Currently Walmart is the clunkiest, most difficult platform to sell. I find creating variations unexplainably hard. Wally’s seller support make Amazon’s ss look like phds in customer service. Traffic is a fraction of Amazon, and in many categories, you compete against Walmart itself, so you’ll always lose.

Advertising is much cheaper, but is mostly pointless. Sponsored Brands (or whatever they call it) is a full scam that depletes budgets in seconds, I don’t recommend it one bit.

Over all, Walmart is really an afterthought, but it’s free, so it does have that going. I’d list just for the potential exposure, but I would go with 0 expectations.

6 Likes

I have not been a supplier to Walmart or sold on their website.

Walmart always had a reputation for mistreating their suppliers, but I knew several whose business took off after they became Walmart vendors.

Online sellers are always negative about internet marketplace sites policies and platforms. But some are actually making good returns and the others should find another way to sell. Walmart is not all that different from other marketplaces.

Try it, if it works for you, great. Manage your risks, apply no more effort than you can afford to, and prepare to pull the plug if it appears it does not work for you.

Walmart.com is on an upward sales and market share trajectory see if you have a ticket to ride.

3 Likes

Walmart performs as well as Amazon for us.

4 Likes

I am going to tell you a brief rundown of my 2 years history selling on Walmart.

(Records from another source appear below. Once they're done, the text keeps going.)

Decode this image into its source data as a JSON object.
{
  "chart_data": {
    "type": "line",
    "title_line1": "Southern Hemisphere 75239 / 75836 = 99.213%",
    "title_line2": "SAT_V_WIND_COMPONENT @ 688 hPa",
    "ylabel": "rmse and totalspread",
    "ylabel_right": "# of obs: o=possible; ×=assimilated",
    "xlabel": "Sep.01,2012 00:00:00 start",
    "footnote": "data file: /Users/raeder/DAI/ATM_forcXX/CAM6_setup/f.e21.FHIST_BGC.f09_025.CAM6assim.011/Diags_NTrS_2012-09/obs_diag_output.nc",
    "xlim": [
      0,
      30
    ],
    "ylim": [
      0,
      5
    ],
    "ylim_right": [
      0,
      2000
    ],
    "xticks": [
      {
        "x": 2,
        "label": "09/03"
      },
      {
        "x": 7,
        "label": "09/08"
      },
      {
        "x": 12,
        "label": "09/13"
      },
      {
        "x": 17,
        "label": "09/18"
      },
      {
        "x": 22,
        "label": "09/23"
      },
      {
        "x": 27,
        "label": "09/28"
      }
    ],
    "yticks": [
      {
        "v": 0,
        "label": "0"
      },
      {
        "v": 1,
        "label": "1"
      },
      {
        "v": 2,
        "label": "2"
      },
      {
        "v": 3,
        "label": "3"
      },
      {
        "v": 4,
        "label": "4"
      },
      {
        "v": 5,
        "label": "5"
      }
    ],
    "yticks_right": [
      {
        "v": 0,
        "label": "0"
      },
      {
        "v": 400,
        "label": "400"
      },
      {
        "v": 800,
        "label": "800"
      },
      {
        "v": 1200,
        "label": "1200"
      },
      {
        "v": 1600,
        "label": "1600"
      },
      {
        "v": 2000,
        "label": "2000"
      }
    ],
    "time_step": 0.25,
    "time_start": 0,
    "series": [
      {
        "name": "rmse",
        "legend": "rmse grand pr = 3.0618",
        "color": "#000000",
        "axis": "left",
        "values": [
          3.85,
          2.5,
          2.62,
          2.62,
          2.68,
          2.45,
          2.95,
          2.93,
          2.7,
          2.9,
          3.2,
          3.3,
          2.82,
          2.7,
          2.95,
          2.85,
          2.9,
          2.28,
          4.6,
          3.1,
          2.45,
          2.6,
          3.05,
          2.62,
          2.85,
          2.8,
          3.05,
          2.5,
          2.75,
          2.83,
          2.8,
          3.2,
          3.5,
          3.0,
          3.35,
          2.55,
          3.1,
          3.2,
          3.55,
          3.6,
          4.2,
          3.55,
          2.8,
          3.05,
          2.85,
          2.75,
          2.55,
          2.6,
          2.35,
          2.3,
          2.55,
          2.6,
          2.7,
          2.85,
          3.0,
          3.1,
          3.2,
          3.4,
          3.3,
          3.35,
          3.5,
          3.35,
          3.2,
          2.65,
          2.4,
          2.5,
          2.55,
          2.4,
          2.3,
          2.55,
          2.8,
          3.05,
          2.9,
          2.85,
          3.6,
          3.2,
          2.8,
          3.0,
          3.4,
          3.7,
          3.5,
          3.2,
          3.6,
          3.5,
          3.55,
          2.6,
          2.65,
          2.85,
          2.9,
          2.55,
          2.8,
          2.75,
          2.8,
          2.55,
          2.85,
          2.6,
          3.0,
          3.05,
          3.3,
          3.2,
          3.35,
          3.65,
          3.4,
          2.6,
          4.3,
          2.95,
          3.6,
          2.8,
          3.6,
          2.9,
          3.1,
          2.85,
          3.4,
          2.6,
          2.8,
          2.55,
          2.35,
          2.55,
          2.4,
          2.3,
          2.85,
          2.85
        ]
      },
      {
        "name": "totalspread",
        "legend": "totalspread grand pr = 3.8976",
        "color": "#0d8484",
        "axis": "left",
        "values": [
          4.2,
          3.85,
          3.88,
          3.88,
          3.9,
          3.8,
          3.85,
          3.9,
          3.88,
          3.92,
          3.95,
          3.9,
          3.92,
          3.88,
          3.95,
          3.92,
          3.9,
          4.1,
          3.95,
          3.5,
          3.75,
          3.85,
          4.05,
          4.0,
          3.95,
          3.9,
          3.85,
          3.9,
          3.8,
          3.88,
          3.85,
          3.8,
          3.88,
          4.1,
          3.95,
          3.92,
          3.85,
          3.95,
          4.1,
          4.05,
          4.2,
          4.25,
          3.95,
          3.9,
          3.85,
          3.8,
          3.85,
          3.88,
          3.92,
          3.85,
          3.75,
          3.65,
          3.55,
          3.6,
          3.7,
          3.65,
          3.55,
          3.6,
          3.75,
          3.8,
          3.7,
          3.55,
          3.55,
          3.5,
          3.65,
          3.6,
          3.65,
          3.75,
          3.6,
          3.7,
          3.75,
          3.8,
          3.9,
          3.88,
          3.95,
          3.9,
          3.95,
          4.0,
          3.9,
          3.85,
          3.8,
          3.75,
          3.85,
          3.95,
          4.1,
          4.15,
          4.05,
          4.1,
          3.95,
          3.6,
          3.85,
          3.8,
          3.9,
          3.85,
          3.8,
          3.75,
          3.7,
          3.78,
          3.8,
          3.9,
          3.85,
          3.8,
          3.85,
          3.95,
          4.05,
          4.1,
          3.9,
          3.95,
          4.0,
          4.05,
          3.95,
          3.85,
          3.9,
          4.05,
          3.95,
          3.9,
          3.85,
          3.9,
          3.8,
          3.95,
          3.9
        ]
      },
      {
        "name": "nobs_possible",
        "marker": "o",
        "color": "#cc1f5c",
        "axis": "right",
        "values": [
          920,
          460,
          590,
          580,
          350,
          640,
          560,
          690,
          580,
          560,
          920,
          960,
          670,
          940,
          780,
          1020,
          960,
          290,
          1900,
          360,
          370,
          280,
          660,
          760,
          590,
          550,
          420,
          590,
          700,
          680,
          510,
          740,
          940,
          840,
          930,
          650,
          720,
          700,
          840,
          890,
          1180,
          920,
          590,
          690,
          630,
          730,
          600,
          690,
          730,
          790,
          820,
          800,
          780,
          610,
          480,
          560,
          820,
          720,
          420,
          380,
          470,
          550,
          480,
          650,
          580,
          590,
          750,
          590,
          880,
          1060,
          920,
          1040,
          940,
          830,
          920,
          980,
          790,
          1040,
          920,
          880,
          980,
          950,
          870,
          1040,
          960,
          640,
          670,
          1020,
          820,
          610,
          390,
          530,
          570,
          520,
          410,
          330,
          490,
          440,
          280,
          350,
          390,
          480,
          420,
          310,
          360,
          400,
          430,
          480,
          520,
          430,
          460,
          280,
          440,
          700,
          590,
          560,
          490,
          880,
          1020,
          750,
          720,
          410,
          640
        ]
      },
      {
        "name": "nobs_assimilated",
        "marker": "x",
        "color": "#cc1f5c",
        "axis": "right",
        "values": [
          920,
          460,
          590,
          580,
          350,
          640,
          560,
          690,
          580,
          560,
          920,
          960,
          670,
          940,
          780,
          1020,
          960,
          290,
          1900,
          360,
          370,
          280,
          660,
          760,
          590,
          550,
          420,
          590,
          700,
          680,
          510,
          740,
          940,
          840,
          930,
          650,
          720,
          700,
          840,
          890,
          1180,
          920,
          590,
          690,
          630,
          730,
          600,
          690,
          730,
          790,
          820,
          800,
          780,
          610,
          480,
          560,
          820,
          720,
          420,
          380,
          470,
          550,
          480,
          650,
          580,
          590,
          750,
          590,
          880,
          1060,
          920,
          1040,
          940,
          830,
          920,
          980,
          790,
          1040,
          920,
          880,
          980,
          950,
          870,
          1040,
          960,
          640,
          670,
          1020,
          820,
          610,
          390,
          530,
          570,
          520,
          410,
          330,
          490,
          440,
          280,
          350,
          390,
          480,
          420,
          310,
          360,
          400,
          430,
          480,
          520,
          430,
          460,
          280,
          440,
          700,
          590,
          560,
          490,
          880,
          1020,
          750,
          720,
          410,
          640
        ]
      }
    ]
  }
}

  • Created the same listings as on Amazon, sent in 5 units of each to see how they do.
  • Sales never reached more than a few a month.
  • They ended up being more expensive with WFS shipping.
  • After a year I had to recall a bunch of unsold inventory.
  • After 2 years of max sales being 20 units in December we recalled all inventory.
  • It took MONTHS to get our inventory back. Had to wait 30 days to open a case and then wait 2-3 weeks for someone to respond, and then wait another 2-3 weeks for it to be shipped back.
  • When all of our inventory was back, all the listings were closed.
  • A few months later we had charges start coming out for long term storage fees.
  • Walmart ‘found’ inventory that was over. Someone ordered one, but it wasn’t shipped because they didn’t have it and told me it would count against our metrics and needed to appeal. But this is WFS and the listings were closed? No one can answer how or why this happened.
  • Recalled the inventory again to find out if anything was really there.
  • Opened a case against the long term storage fees since we had 0 inventory. That case is still waiting any response at all from Walmart (opened in November). Not even a single reply.
  • Received back 2 items, but that put us over what we shipped and sold so was it a return? Who knows.

Result: Walmart is a mess. Not touching them again until they fix a ton of their WFS inventory issues and seller support response team. Maybe will test it in 5 years.

5 Likes

Yep I second this, don’t go all in like we did.